How do they work? The general idea is to stuff as much science as possible into them without making them too slow to use. At the heart of them are basic laws of physics, like Newton’s laws of motion and the laws of thermodynamics. Over the past decades we’ve added more to them: not just physics but also chemistry, such as the reactions between gases in the atmosphere; biological processes, like photosynthesis; and geology, like volcanoes. The most complicated climate models are extremely slow. Even on supercomputers it can take many weeks or months to get the results.
Here is a state-of-the-art simulation of the Earth by NASA.
The video shows the simulated patterns of air circulation, such as the northern hemisphere polar jet stream, then patterns of ocean circulation, such as the Gulf Stream. The atmosphere and ocean models used to make this simulation are high resolution: they have a lot of pixels so, just like in a digital camera, they show a lot of detail.
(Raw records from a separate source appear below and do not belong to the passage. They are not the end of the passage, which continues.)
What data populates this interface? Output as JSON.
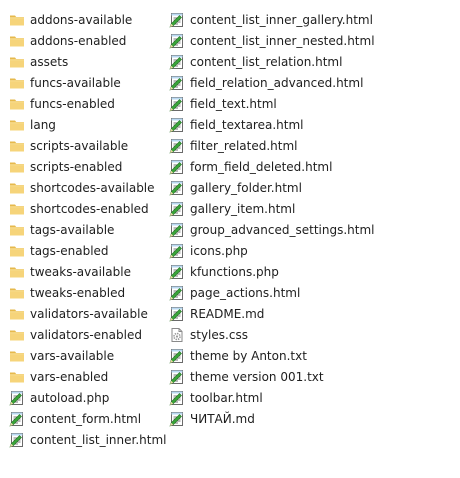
{
  "columns": [
    {
      "items": [
        {
          "name": "addons-available",
          "type": "folder"
        },
        {
          "name": "addons-enabled",
          "type": "folder"
        },
        {
          "name": "assets",
          "type": "folder"
        },
        {
          "name": "funcs-available",
          "type": "folder"
        },
        {
          "name": "funcs-enabled",
          "type": "folder"
        },
        {
          "name": "lang",
          "type": "folder"
        },
        {
          "name": "scripts-available",
          "type": "folder"
        },
        {
          "name": "scripts-enabled",
          "type": "folder"
        },
        {
          "name": "shortcodes-available",
          "type": "folder"
        },
        {
          "name": "shortcodes-enabled",
          "type": "folder"
        },
        {
          "name": "tags-available",
          "type": "folder"
        },
        {
          "name": "tags-enabled",
          "type": "folder"
        },
        {
          "name": "tweaks-available",
          "type": "folder"
        },
        {
          "name": "tweaks-enabled",
          "type": "folder"
        },
        {
          "name": "validators-available",
          "type": "folder"
        },
        {
          "name": "validators-enabled",
          "type": "folder"
        },
        {
          "name": "vars-available",
          "type": "folder"
        },
        {
          "name": "vars-enabled",
          "type": "folder"
        },
        {
          "name": "autoload.php",
          "type": "notepad"
        },
        {
          "name": "content_form.html",
          "type": "notepad"
        },
        {
          "name": "content_list_inner.html",
          "type": "notepad"
        }
      ]
    },
    {
      "items": [
        {
          "name": "content_list_inner_gallery.html",
          "type": "notepad"
        },
        {
          "name": "content_list_inner_nested.html",
          "type": "notepad"
        },
        {
          "name": "content_list_relation.html",
          "type": "notepad"
        },
        {
          "name": "field_relation_advanced.html",
          "type": "notepad"
        },
        {
          "name": "field_text.html",
          "type": "notepad"
        },
        {
          "name": "field_textarea.html",
          "type": "notepad"
        },
        {
          "name": "filter_related.html",
          "type": "notepad"
        },
        {
          "name": "form_field_deleted.html",
          "type": "notepad"
        },
        {
          "name": "gallery_folder.html",
          "type": "notepad"
        },
        {
          "name": "gallery_item.html",
          "type": "notepad"
        },
        {
          "name": "group_advanced_settings.html",
          "type": "notepad"
        },
        {
          "name": "icons.php",
          "type": "notepad"
        },
        {
          "name": "kfunctions.php",
          "type": "notepad"
        },
        {
          "name": "page_actions.html",
          "type": "notepad"
        },
        {
          "name": "README.md",
          "type": "notepad"
        },
        {
          "name": "styles.css",
          "type": "css"
        },
        {
          "name": "theme by Anton.txt",
          "type": "notepad"
        },
        {
          "name": "theme version 001.txt",
          "type": "notepad"
        },
        {
          "name": "toolbar.html",
          "type": "notepad"
        },
        {
          "name": "ЧИТАЙ.md",
          "type": "notepad"
        }
      ]
    }
  ],
  "icons": {
    "folder": "folder-icon",
    "notepad": "notepad-file-icon",
    "css": "css-file-icon"
  },
  "colors": {
    "text": "#1e1e1e",
    "folder_body": "#f6d47a",
    "folder_tab": "#e6b94c",
    "notepad_green": "#3aa53a",
    "notepad_lines": "#4a4a4a",
    "css_gear": "#9a9a9a"
  }
}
A horizontal slice through this atmosphere model has 360 x 540 pixels, or 0.2 megapixels. That’s about two thirds as many as a VGA display (introduced by IBM in 1987) or the earliest consumer digital camera (the Apple QuickTake from 1994). It’s also about the same resolution as my blog banner. The ocean model is a lot higher resolution: 1080 x 2160 pixels, or 2.3 megapixels, which is about the same as high definition TV. The video above has had some extra processing to smooth the pixels out and draw the arrows.
I think it’s quite beautiful. It also seems to be very realistic, a convincing argument that we can simulate the Earth successfully. But the important question is: how successfully? This is the subject of my next post:
Can we ever have a perfect “reality simulator”?
The clue’s in the name of the blog…
See you next time.
* I use the term climate model broadly here, covering any models that describe part of the planet. Many have more specific names, such as “ice sheet model” for Antarctica.